AutoRecover of Word files
In the case of your computer or Word crashing before you’ve had the chance to save your work, don’t panic just yet! In most cases, there’s no cause for concern: Word has a built-in lifeline that allows you to undo the damage.
“AutoRecover” is a function that is activated by default in the newer versions of Word (from 2010). When activated, the program automatically saves all current data of a Word document every 10 minutes as a backup in an ASD file (advanced streaming format description). This backup is usually saved as “AutoRecover of [filename].asd.” The function can be found in the “Options” under the “Save” menu item.
Depending on the version of Word, the “Options” section can be found under the “File” tab, under the Microsoft Word button, or in the “Extras” menu.
In the menu, both the boxes “Save AutoRecover information every [xx] minutes” and “Keep the last auto-saved version if I close without saving” must be ticked to activate the function. Here, you can also adjust the time interval and select the destination folder for the ASD files.
As soon as you save your current Word document and exit safely, the ASD file will be automatically deleted. “AutoRecover” is therefore only used if a file is lost or damaged due to a serious error such as a system crash.
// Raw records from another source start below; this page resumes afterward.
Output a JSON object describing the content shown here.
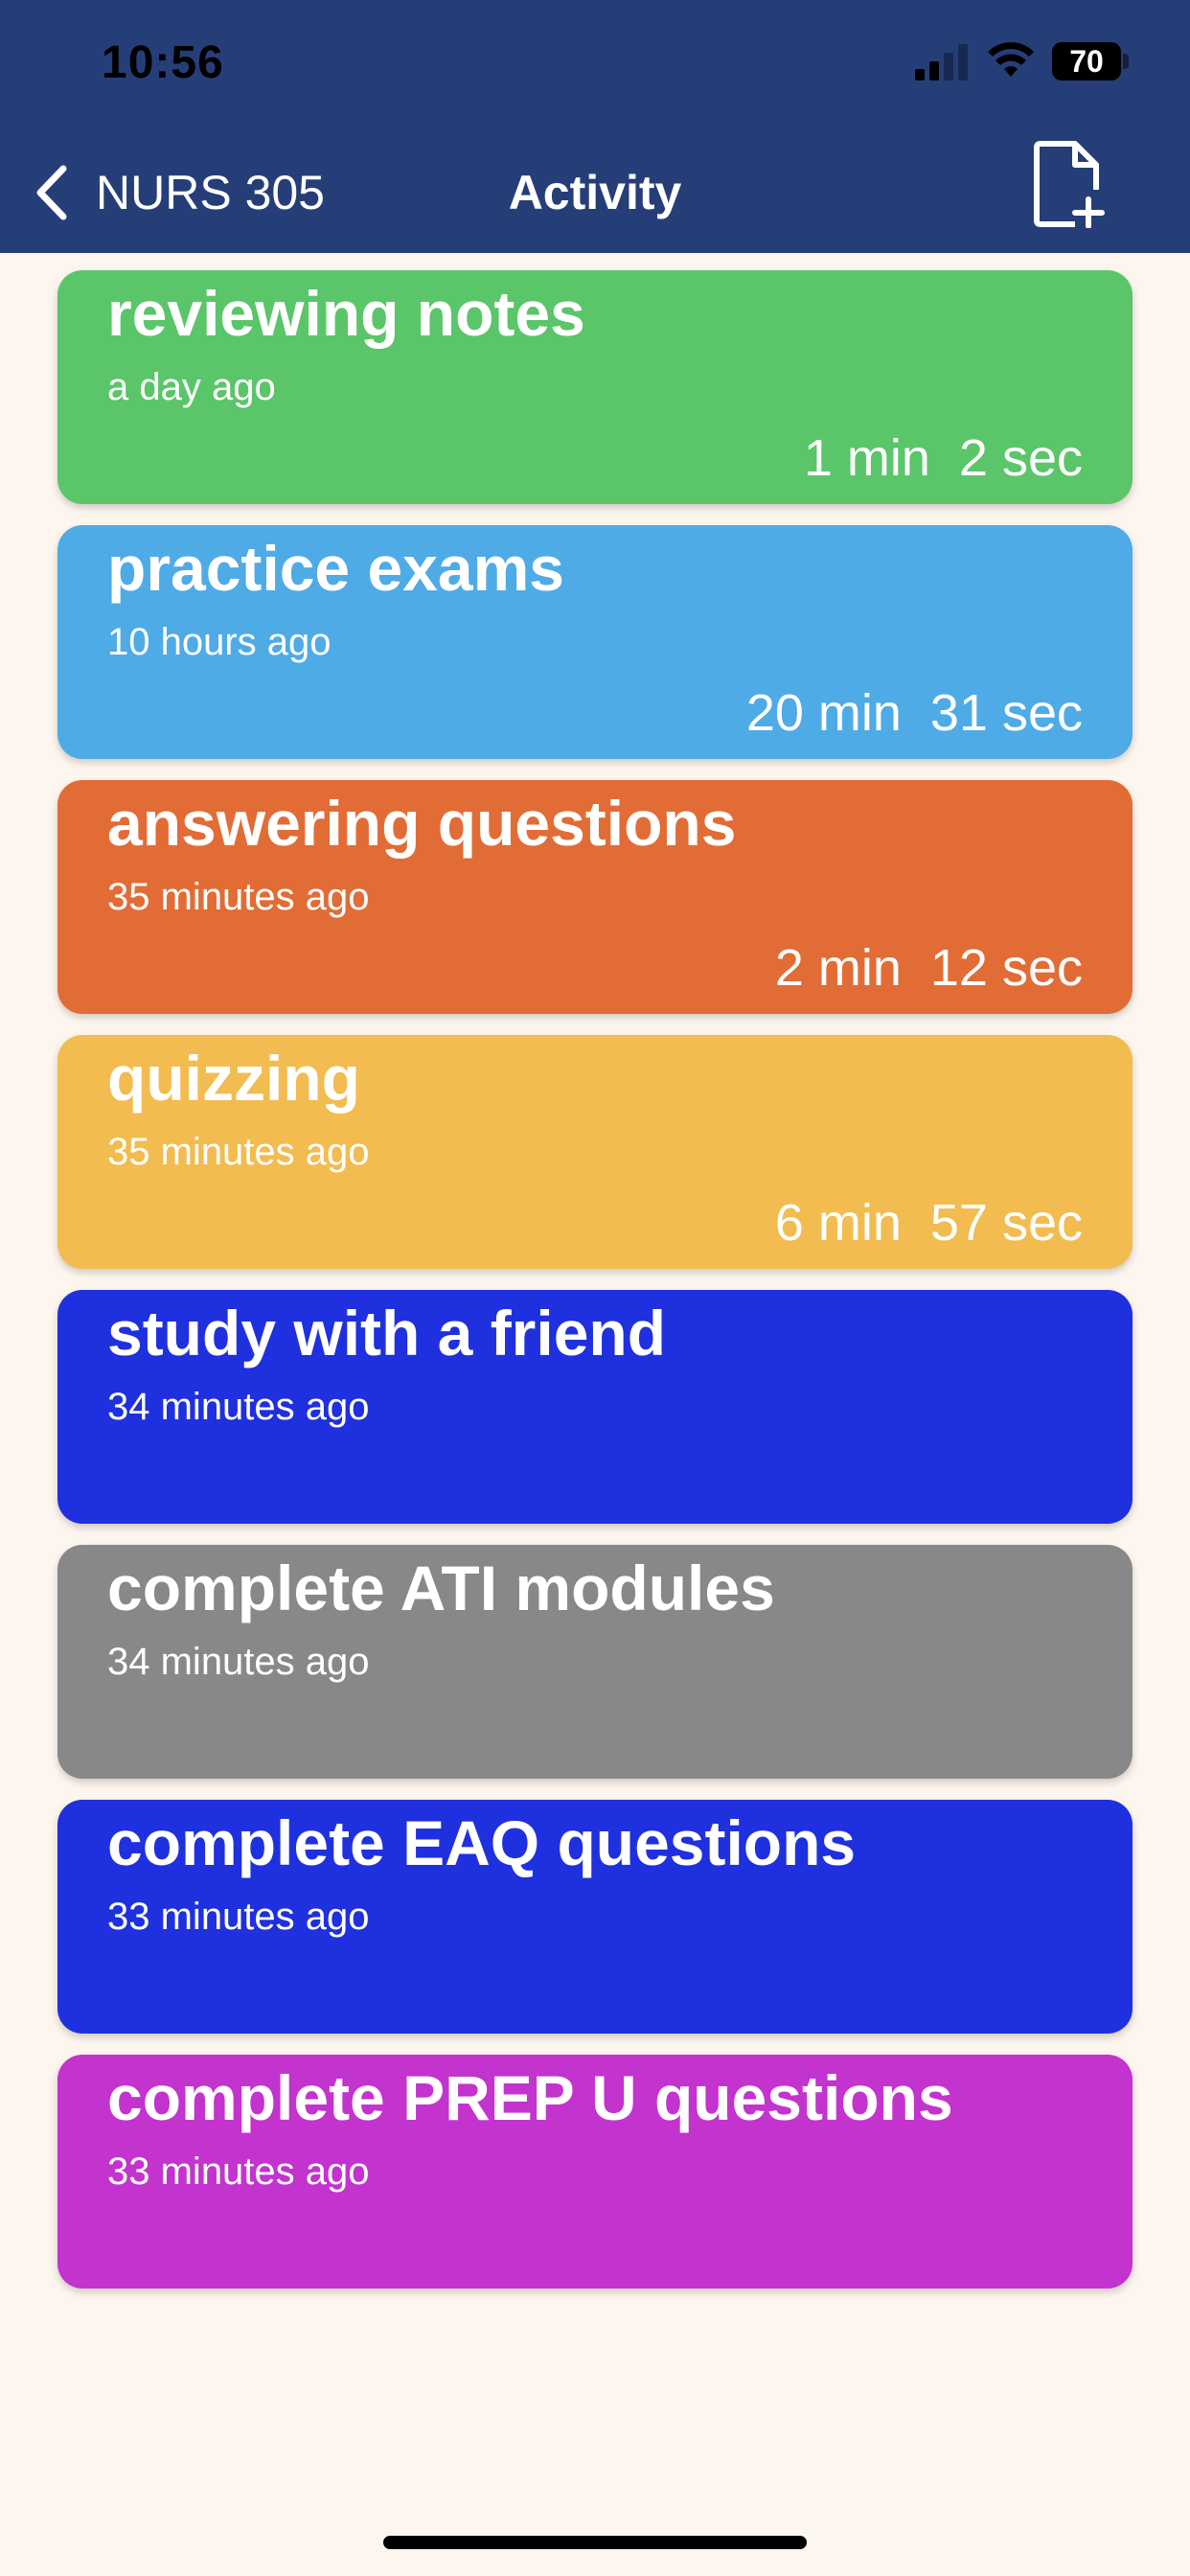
{
  "status_bar": {
    "time": "10:56",
    "battery": "70"
  },
  "nav": {
    "back_label": "NURS 305",
    "title": "Activity"
  },
  "colors": {
    "header": "#263e78",
    "background": "#fdf6ee"
  },
  "activities": [
    {
      "title": "reviewing notes",
      "time_ago": "a day ago",
      "duration": "1 min  2 sec",
      "color": "#5bc56a"
    },
    {
      "title": "practice exams",
      "time_ago": "10 hours ago",
      "duration": "20 min  31 sec",
      "color": "#4fabe6"
    },
    {
      "title": "answering questions",
      "time_ago": "35 minutes ago",
      "duration": "2 min  12 sec",
      "color": "#e26c36"
    },
    {
      "title": "quizzing",
      "time_ago": "35 minutes ago",
      "duration": "6 min  57 sec",
      "color": "#f2bc50"
    },
    {
      "title": "study with a friend",
      "time_ago": "34 minutes ago",
      "duration": "",
      "color": "#1f30de"
    },
    {
      "title": "complete ATI modules",
      "time_ago": "34 minutes ago",
      "duration": "",
      "color": "#888888"
    },
    {
      "title": "complete EAQ questions",
      "time_ago": "33 minutes ago",
      "duration": "",
      "color": "#1f30de"
    },
    {
      "title": "complete PREP U questions",
      "time_ago": "33 minutes ago",
      "duration": "",
      "color": "#c333ce"
    }
  ]
}
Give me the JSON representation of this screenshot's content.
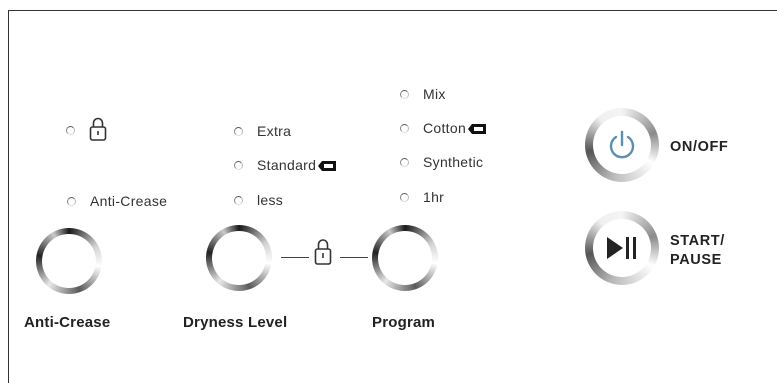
{
  "anti_crease": {
    "lock_led_icon": "lock-icon",
    "option_label": "Anti-Crease",
    "title": "Anti-Crease"
  },
  "dryness": {
    "options": [
      "Extra",
      "Standard",
      "less"
    ],
    "title": "Dryness Level"
  },
  "program": {
    "options": [
      "Mix",
      "Cotton",
      "Synthetic",
      "1hr"
    ],
    "title": "Program"
  },
  "child_lock_icon": "lock-icon",
  "default_marker_icon": "flag-marker-icon",
  "buttons": {
    "power_label": "ON/OFF",
    "start_label_line1": "START/",
    "start_label_line2": "PAUSE"
  },
  "colors": {
    "text": "#222222",
    "accent_power": "#5b8fb0",
    "background": "#ffffff"
  }
}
How to proceed in such a case depends entirely on whether you have saved the respective file in another version or whether you’ve saved it at all.
Recovering Word documents that have already been saved
With each start or restart, Word will automatically search for any existing AutoRecover files and display them in the “Document restore” area. If for some reason this is not the case, you’ll need to search the relevant document manually:
- Click on “Info” under “Files” or the Microsoft Office button (depending on your version of Word)
- Under “Versions,” select the document titled “[Creation date](when closing without saving)”
- Now click on “Recover” in the bar at the top of the Word workspace
Recover an unsaved Word document
The procedure is very similar for files that have not yet been saved since you’ve already started writing the text:
- Under the “Info” tab, (see previous instructions) select “Manage versions” and then the “Recover Unsaved Documents” option
- The AutoRecover destination folder will open; according to the date and time of the document, check which of the listed ASD files is the most recent version of the lost Word document and open it
- Save the file as usual in Word
Recover Word documents manually
If the procedures described above don’t work, or if you are working with a version older than Office 2010, you can alternatively locate the respective ASD file manually. Open the Windows Explorer (for example, with the shortcut [Windows] + [E]). Depending on the Office version, you can find the AutoRecover files in one of the following paths:
If your drive name matches the above information, you can also conveniently copy the destination paths into the address line of Windows Explorer. If in doubt, check the AutoRecover destination folder in the Word options. It’s also possible to use your computer’s search function by entering “*asd” in the search bar and sorting the results by date. As soon as you’ve found the ASD file of your Word document, simply open it in Word and save it as a DOC or DOCX file as usual.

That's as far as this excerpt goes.